IStGH sieht Anhaltspunkte für Kriegsverbrechen im Sudan
11. Juli 2025
Die Ankläger des Internationalen Strafgerichtshofs (IStGH) sehen konkrete Anhaltspunkte für Kriegsverbrechen im Sudan. Die Position ihrer Behörde sei "eindeutig", sagte Vize-Chefanklägerin Nazhat Shameem Khan vor dem UN-Sicherheitsrat. "Wir haben berechtigte Gründe zu glauben, dass in Darfur Kriegsverbrechen und Verbrechen gegen die Menschlichkeit verübt wurden und noch verübt werden."
Shameem betonte, sie habe Schwierigkeiten, "angemessene Worte für das Ausmaß des Leidens" in der westsudanesischen Region zu finden. Die humanitäre Lage sei inakzeptabel, der Hunger breite sich aus und Hilfsbedürftige würden nicht erreicht. "Die Menschen haben kein Zugang zu Wasser oder Essen. Vergewaltigungen und sexuelle Gewalt werden als Waffe eingesetzt", sagte die Vize-Chefanklägerin weiter.
"Es kann noch schlimmer werden"
Entführungen mit Lösegelderpressungen seien an der Tagesordnung, Krankenhäuser und humanitäre Konvois würden zum Ziel von Angriffen. "Trotzdem sollten wir uns keine Illusionen machen - es kann noch schlimmer werden", warnte Khan vor dem UN-Sicherheitsrat.
2023 hatte der IStGH Ermittlungen zum Sudan-Konflikt eingeleitet. Dort liefert sich die Regierungsarmee des De-facto-Machthabers Abdel Fattah al-Burhan einen blutigen Machtkampf mit der Miliz Rapid Support Forces (RSF), die von dessen früherem Stellvertreter Mohamed Hamdan Daglo kontrolliert wird. Der Norden und der Osten des Landes werden weitgehend von der Militärregierung beherrscht, große Gebiete des Südens und fast die komplette westliche Region Darfur hingegen von den RSF.

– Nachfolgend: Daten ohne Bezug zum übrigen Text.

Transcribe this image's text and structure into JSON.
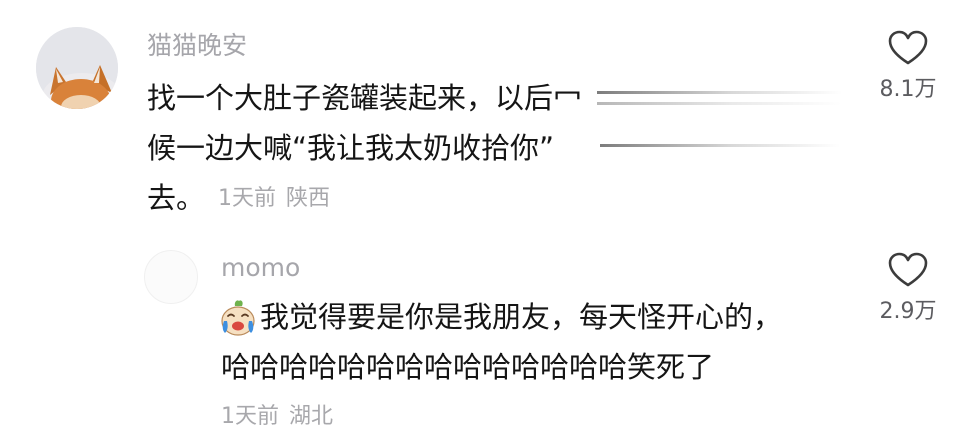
{
  "comment": {
    "username": "猫猫晚安",
    "text_lines": [
      "找一个大肚子瓷罐装起来，以后冖",
      "候一边大喊“我让我太奶收拾你”",
      "去。"
    ],
    "time": "1天前",
    "location": "陕西",
    "like_count": "8.1万",
    "avatar_icon": "shiba-dog-avatar",
    "like_icon": "heart-outline-icon"
  },
  "reply": {
    "username": "momo",
    "text_lines": [
      "我觉得要是你是我朋友，每天怪开心的，",
      "哈哈哈哈哈哈哈哈哈哈哈哈哈哈笑死了"
    ],
    "emoji_icon": "crying-laughing-emoji",
    "time": "1天前",
    "location": "湖北",
    "like_count": "2.9万",
    "like_icon": "heart-outline-icon"
  }
}
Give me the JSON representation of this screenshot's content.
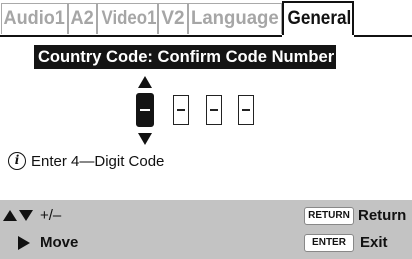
{
  "tabs": [
    {
      "label": "Audio1",
      "active": false
    },
    {
      "label": "A2",
      "active": false
    },
    {
      "label": "Video1",
      "active": false
    },
    {
      "label": "V2",
      "active": false
    },
    {
      "label": "Language",
      "active": false
    },
    {
      "label": "General",
      "active": true
    }
  ],
  "panel": {
    "title": "Country Code: Confirm Code Number",
    "digits": [
      "–",
      "–",
      "–",
      "–"
    ],
    "active_digit": 1
  },
  "info": {
    "icon": "info-icon",
    "icon_glyph": "i",
    "text": "Enter 4—Digit Code"
  },
  "footer": {
    "adjust_label": "+/–",
    "move_label": "Move",
    "return_key": "RETURN",
    "return_label": "Return",
    "enter_key": "ENTER",
    "exit_label": "Exit"
  },
  "colors": {
    "title_bg": "#141414",
    "bottom_bar": "#c3c3c3",
    "inactive_tab_text": "#a6a6a6"
  }
}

Der Bürgerkrieg hat die größte Hunger- und Flüchtlingskrise der Welt ausgelöst. Nach jüngsten Angaben des UN-Flüchtlingshilfswerks UNHCR wurden in den vergangenen zwei Jahren Zehntausende Menschen getötet, mehr als 14 Millionen wurden gewaltsam vertrieben; vier Millionen Menschen flohen außer Landes. Das Kinderhilfswerk UNICEF geht davon aus, dass allein in Nord-Darfur von Januar bis Mai mehr als 40.000 mangelernährte Kinder behandelt wurden.
Dschandschawid-Miliz im Visier
Bereits 2005 hatte der Sicherheitsrat den IStGH mit ersten Untersuchungen zum Bürgerkrieg in Darfur beauftragt. Diese zielten unter anderem auf Menschenrechtsverletzungen durch die Dschandschawid-Miliz - eine Vorgänger-Organisation der RSF -, die damals noch mit Unterstützung der Armee gegen Rebellen kämpfte. Seinerzeit wurden direkt durch Kampfhandlungen und indirekt durch Hunger mehrere Hunderttausend Menschen getötet. Gegen den ehemaligen Milizenführer Ali Koscheib soll in Kürze das erste Urteil im Rahmen dieser Ermittlungen fallen.